“Sir, you ought to know better. Your sense of justice will lead you, I hope, to apologise to that man”.

He did not wait to see the effect of this public reproof, which was heard by a hundred people, but struck his mare hastily on the shoulder, called Clayton, and rode away. Cradock, who now had the ball in his hands, threw it a hundred feet high.

“Catch it who will”, he said; “I shall bowl no more to–day. Farmer Blackers, I apologise to you; I did not know you were so tender”.

Feeling far more tender himself (for all that was the youthʼs bravado), he went away, doubting right and wrong, to his own little room on the ground floor. There he would smoke his pipe, and meditate, and condemn himself, if the verdict were true. That young fellowʼs sense of justice was larger, softer, more deeply fibred, than any Sir Cradock Nowellʼs.


CHAPTER XIV.

Men of high culture and sensitive justice, who have much to do with ill–taught workmen, lie under a terrible disadvantage. They fear to presume upon the mere accident of their own position, they dread to extract more dues from another than they in his place would render, they shrink from saying what may recall the difference betwixt them, they cannot bear to be stiff and dogmatic, yet they know that any light word may be taken in heavy earnest.
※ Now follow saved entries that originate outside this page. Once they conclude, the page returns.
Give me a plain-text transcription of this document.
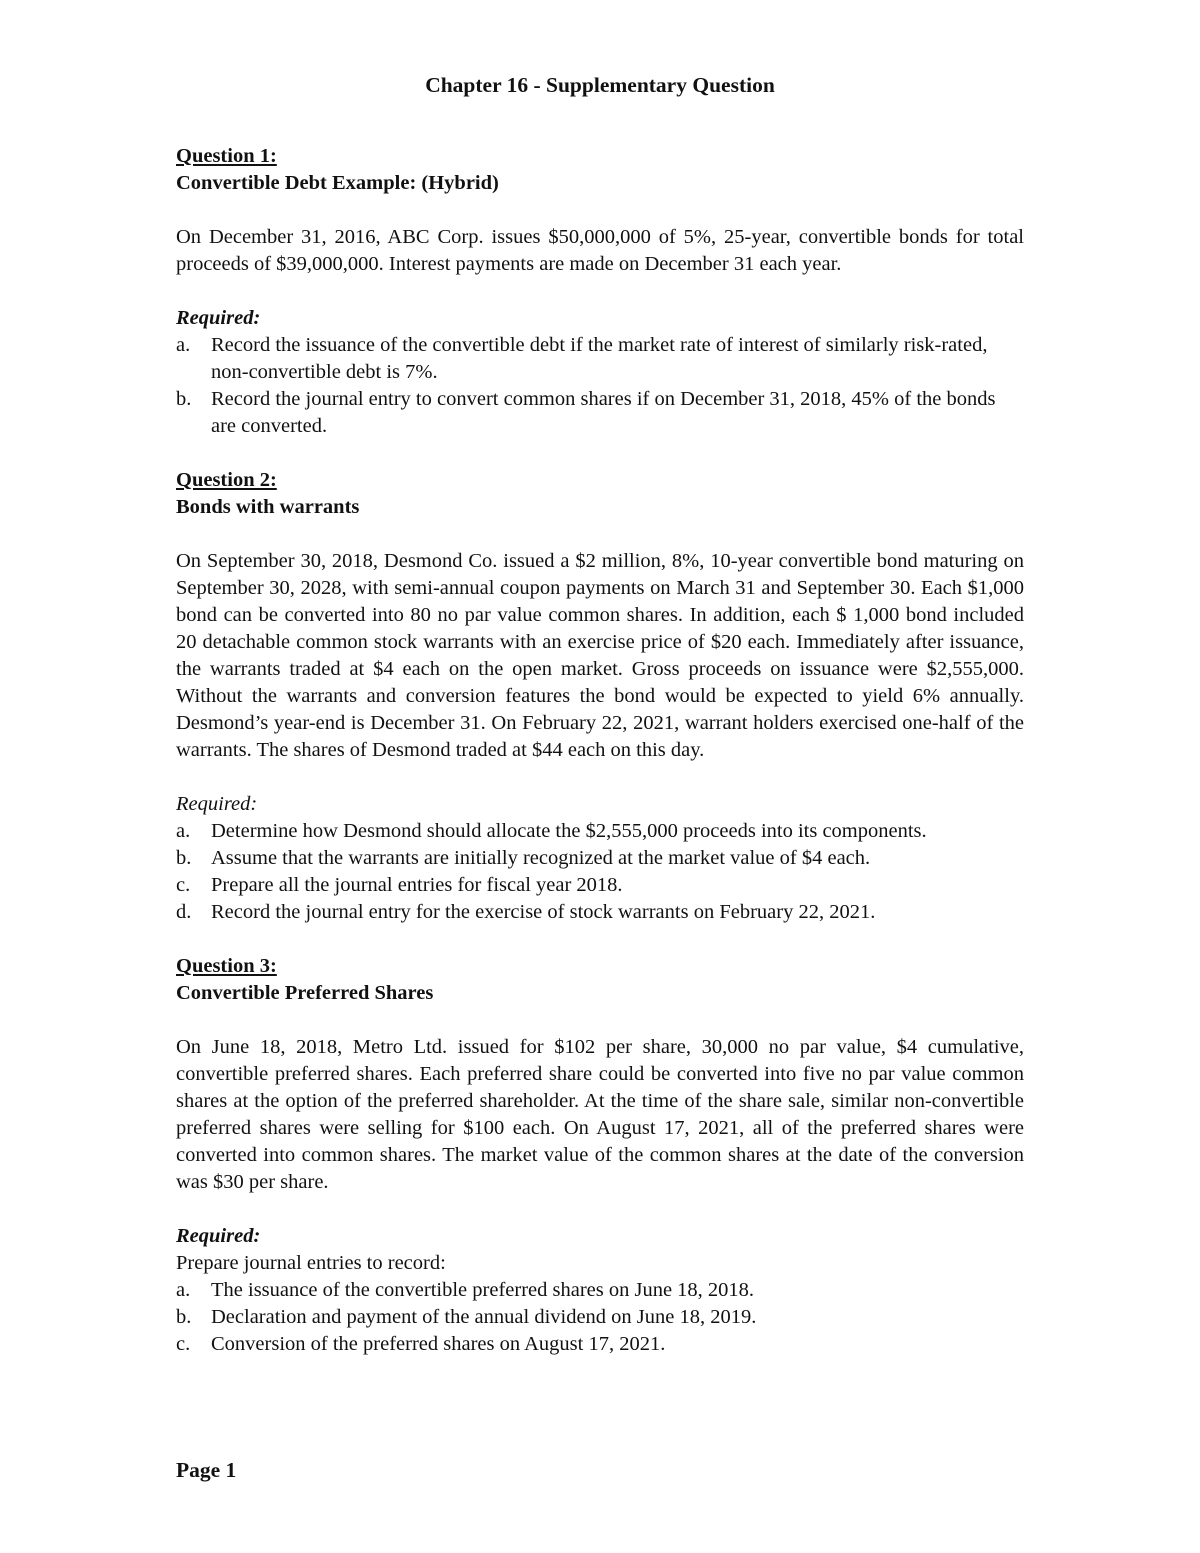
Chapter 16 - Supplementary Question

Question 1:

Convertible Debt Example: (Hybrid)

On December 31, 2016, ABC Corp. issues $50,000,000 of 5%, 25-year, convertible bonds for total proceeds of $39,000,000. Interest payments are made on December 31 each year.

Required:

a.	Record the issuance of the convertible debt if the market rate of interest of similarly risk-rated, non-convertible debt is 7%.
b. Record the journal entry to convert common shares if on December 31, 2018, 45% of the bonds are converted.

Question 2:

Bonds with warrants

On September 30, 2018, Desmond Co. issued a $2 million, 8%, 10-year convertible bond maturing on September 30, 2028, with semi-annual coupon payments on March 31 and September 30. Each $1,000 bond can be converted into 80 no par value common shares. In addition, each $ 1,000 bond included 20 detachable common stock warrants with an exercise price of $20 each. Immediately after issuance, the warrants traded at $4 each on the open market. Gross proceeds on issuance were $2,555,000. Without the warrants and conversion features the bond would be expected to yield 6% annually. Desmond’s year-end is December 31. On February 22, 2021, warrant holders exercised one-half of the warrants. The shares of Desmond traded at $44 each on this day.

Required:

a.	Determine how Desmond should allocate the $2,555,000 proceeds into its components.
b. Assume that the warrants are initially recognized at the market value of $4 each.
c.	Prepare all the journal entries for fiscal year 2018.
d. Record the journal entry for the exercise of stock warrants on February 22, 2021.

Question 3:

Convertible Preferred Shares

On June 18, 2018, Metro Ltd. issued for $102 per share, 30,000 no par value, $4 cumulative, convertible preferred shares. Each preferred share could be converted into five no par value common shares at the option of the preferred shareholder. At the time of the share sale, similar non-convertible preferred shares were selling for $100 each. On August 17, 2021, all of the preferred shares were converted into common shares. The market value of the common shares at the date of the conversion was $30 per share.

Required:

Prepare journal entries to record:

a.	The issuance of the convertible preferred shares on June 18, 2018.
b. Declaration and payment of the annual dividend on June 18, 2019.
c.	Conversion of the preferred shares on August 17, 2021.
Page 1
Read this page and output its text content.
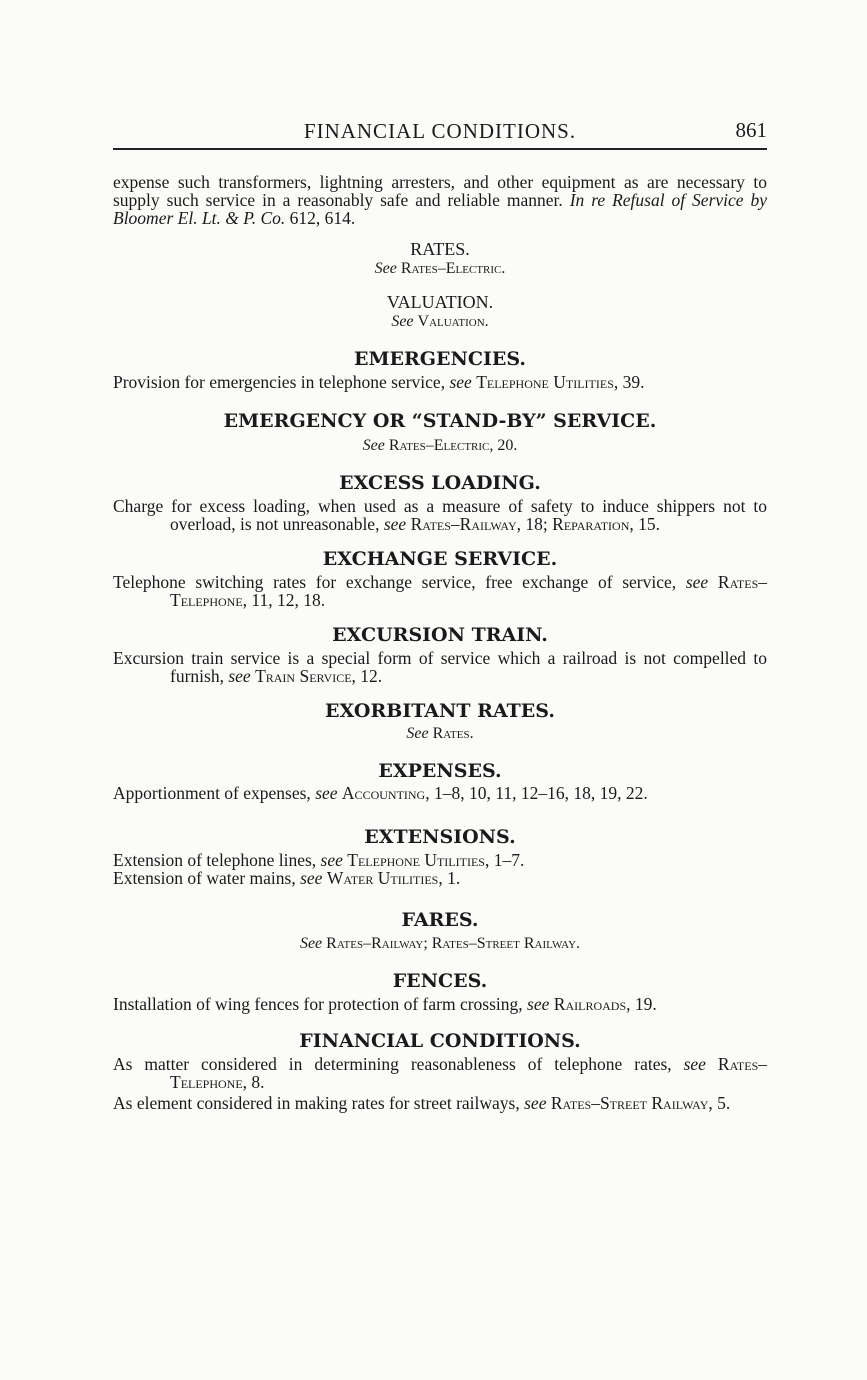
FINANCIAL CONDITIONS.	861

expense such transformers, lightning arresters, and other equipment as are necessary to supply such service in a reasonably safe and reliable manner. In re Refusal of Service by Bloomer El. Lt. & P. Co. 612, 614.

RATES.

See Rates–Electric.

VALUATION.

See Valuation.

EMERGENCIES.

Provision for emergencies in telephone service, see Telephone Utilities, 39.

EMERGENCY OR “STAND-BY” SERVICE.

See Rates–Electric, 20.

EXCESS LOADING.

Charge for excess loading, when used as a measure of safety to induce shippers not to overload, is not unreasonable, see Rates–Railway, 18; Reparation, 15.

EXCHANGE SERVICE.

Telephone switching rates for exchange service, free exchange of service, see Rates–Telephone, 11, 12, 18.

EXCURSION TRAIN.

Excursion train service is a special form of service which a railroad is not compelled to furnish, see Train Service, 12.

EXORBITANT RATES.

See Rates.

EXPENSES.

Apportionment of expenses, see Accounting, 1–8, 10, 11, 12–16, 18, 19, 22.

EXTENSIONS.

Extension of telephone lines, see Telephone Utilities, 1–7.

Extension of water mains, see Water Utilities, 1.

FARES.

See Rates–Railway; Rates–Street Railway.

FENCES.

Installation of wing fences for protection of farm crossing, see Railroads, 19.

FINANCIAL CONDITIONS.

As matter considered in determining reasonableness of telephone rates, see Rates–Telephone, 8.

As element considered in making rates for street railways, see Rates–Street Railway, 5.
True sympathy is the only thing to bring master and man together; and sympathy is a subtle vein, direct when nature hits it, but crooked and ungrammatical to the syntax of education. Cradock Nowell often touched it, without knowing how; and hence his popularity among the “lower classes”. Clayton hit upon it only in the softer sex. Bull Garnet knew how to move it deeply, and owed his power to that knowledge, even more than to his energy.

Cradock was pondering these things in the pipe of contemplation, when a pair of keen eyes twinkled in at the window, and a shrewd, shrill voice made entry.